Hard lessons. Necessary lessons, yeah. But hard.

And just so you know that I am learning my own lessons about preconceived notions here in New York, after we left the museum, both kids were melting down and we had to pull into the first restaurant we saw. It turned out to not be kid-friendly, but my kids got something to eat and were very well-behaved (so well behaved that a couple sitting by us commented on it when we got up to leave.)

In the back of the restaurant was this long table with about twenty men seated around it, having lunch. I got very nervous--dudes, if I had seen anyone kissing anyone else's ring, I was so going to have my kids stop, drop and roll right out the door. I've seen The Godfather, know what I'm sayin'?

Of course, it turned out to be a group celebrating some guy's retirement.

And the complimenting couple? The man cut me off in traffic shortly thereafter and flipped me the bird when I honked.

Comments

Hannah said…
Hard lessons indeed.

I was thinking about the same thing yesterday while driving my eldest home from Mad Science camp, where it sounded like he had a little run-in with a boy who'd previously been friendly to him. Of course I wanted to drill him all about the incident and counsel him on how to handle it in the future and what to do better, etc, etc. and then I realized, he's growing up and these things happen and I can't always jump in and help him work it out, and I have to trust him to learn from it and NOT being permanently scarred.

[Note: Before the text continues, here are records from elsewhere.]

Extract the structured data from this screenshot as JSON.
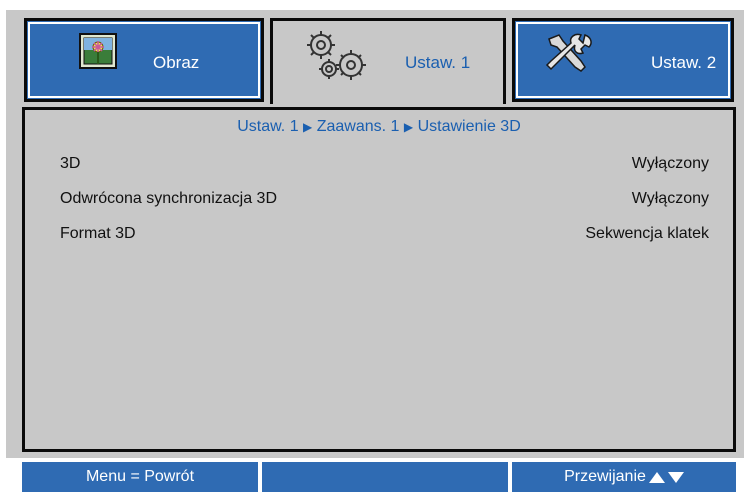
{
  "tabs": {
    "obraz": {
      "label": "Obraz",
      "icon": "image-icon"
    },
    "ustaw1": {
      "label": "Ustaw. 1",
      "icon": "gears-icon"
    },
    "ustaw2": {
      "label": "Ustaw. 2",
      "icon": "tools-icon"
    }
  },
  "breadcrumb": {
    "part1": "Ustaw. 1",
    "part2": "Zaawans. 1",
    "part3": "Ustawienie 3D"
  },
  "settings": [
    {
      "label": "3D",
      "value": "Wyłączony"
    },
    {
      "label": "Odwrócona synchronizacja 3D",
      "value": "Wyłączony"
    },
    {
      "label": "Format 3D",
      "value": "Sekwencja klatek"
    }
  ],
  "footer": {
    "left": "Menu = Powrót",
    "middle": "",
    "right": "Przewijanie"
  },
  "colors": {
    "tab_blue": "#2f6bb3",
    "accent_text": "#1a5fb0",
    "panel_bg": "#c8c8c8"
  }
}
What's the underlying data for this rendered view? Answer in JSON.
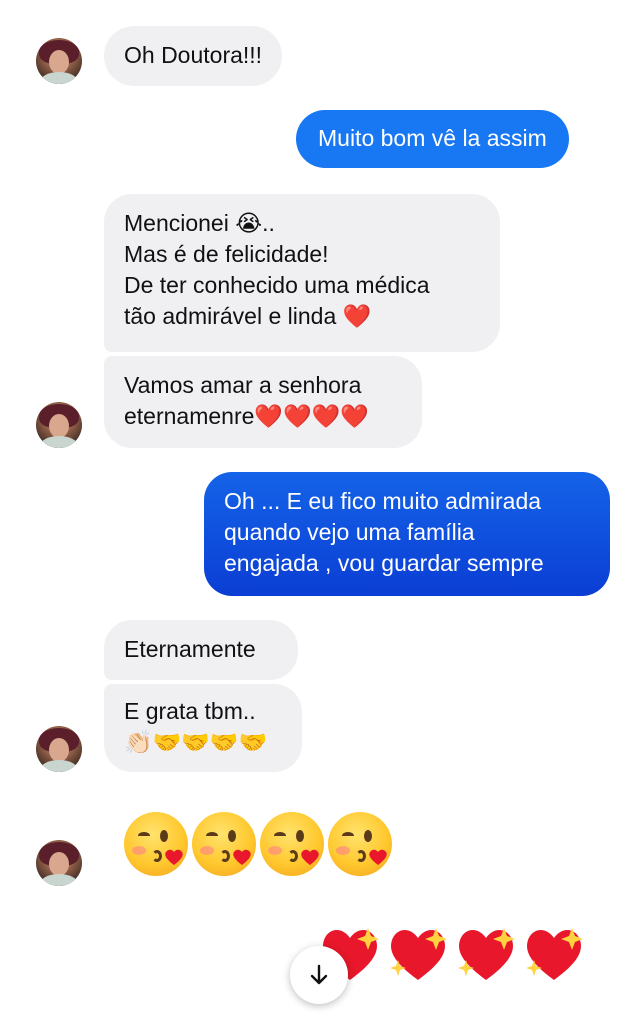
{
  "messages": [
    {
      "id": "m1",
      "side": "in",
      "text": "Oh Doutora!!!"
    },
    {
      "id": "m2",
      "side": "out",
      "text": "Muito bom vê la assim"
    },
    {
      "id": "m3",
      "side": "in",
      "text": "Mencionei 😭..\nMas é de felicidade!\nDe ter conhecido uma médica\ntão  admirável e linda ❤️"
    },
    {
      "id": "m4",
      "side": "in",
      "text": "Vamos amar a senhora\neternamenre❤️❤️❤️❤️"
    },
    {
      "id": "m5",
      "side": "out",
      "text": "Oh ... E eu fico muito admirada\nquando vejo uma família\nengajada , vou guardar sempre"
    },
    {
      "id": "m6",
      "side": "in",
      "text": "Eternamente"
    },
    {
      "id": "m7",
      "side": "in",
      "text": "E grata tbm..\n👏🏻🤝🤝🤝🤝"
    },
    {
      "id": "m8",
      "side": "in",
      "emoji": [
        "face-blowing-kiss",
        "face-blowing-kiss",
        "face-blowing-kiss",
        "face-blowing-kiss"
      ]
    },
    {
      "id": "m9",
      "side": "out",
      "emoji": [
        "sparkling-heart",
        "sparkling-heart",
        "sparkling-heart",
        "sparkling-heart"
      ]
    }
  ],
  "colors": {
    "incoming_bubble": "#f0f0f3",
    "outgoing_top": "#1877f2",
    "outgoing_bottom": "#0a3fd6",
    "heart": "#e8172b"
  },
  "icons": {
    "scroll_down": "arrow-down-icon"
  }
}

Bummer about the purse! That's such a violating feeling. Poor Ana. You handled it so well.
Becca said…
The man cut me off in traffic shortly thereafter and flipped me the bird when I honked

ha. of OCURSE he did! ahh, life.

poor Ana, so young to be learning the life lessons
Tenna Draper said…
Hard life lessons?

What you've described is ordinary life in New York. Poor Ana yes, but next time, she'll leave her purse at home, or with you--it's just too easy to lose track of things when you're having a good time....and better to learn such things at the $40 stage than at the $15,000 stage, which I learned when my 2nd husband decided to run off without paying a cent on the bankruptcy that he helped create!

Wait a minute...how did I just make this MY problem...such a trigger!

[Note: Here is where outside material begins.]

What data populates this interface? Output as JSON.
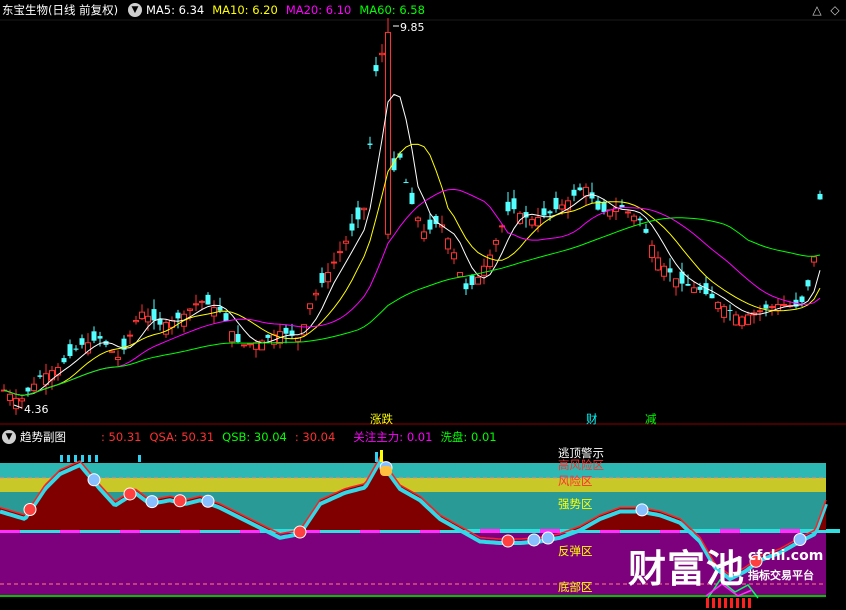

The worst of it, is that all you can do is decide that there are just really no caring people out there, and smile and let it roll off your back--you never know if that driver that flipped you off didn't have a gun in his glove compartment!!!! YIKES! And to think that there are some people who chase after people who do this very thing--for instance, I had a girlfriend who flipped someone off, and the woman and her boyfriend followed her to the gas station, got out and proceeded to beat the crud out of her.

Blessed be Judge Judy, who awarded her $5000 for her trouble, not a cent of which came out of the perp's pocket, but I tell you what, that person literally crawled under the podium while Judge Judy literally nailed her and the boyfriend to the wall! There is something to be said for public humiliation. I'd be willing to bet that she ended up the laughing stock of the entire family for her behavior.
CK Holder said…
What a coincidence! I was just going to write a post about being chased down this week after flipping the bird. Stay tuned!

There are far too many people out there who think they are normal but are completely off their rockers!

I'm so sorry for the disillusionment. It's not supposed to be that way.
farm suite said…
Um, "retirement"?

Was the poor chap looking over his shoulder all the time? Did you see any violin cases?
MadMad said…
What a great post - I love that ending!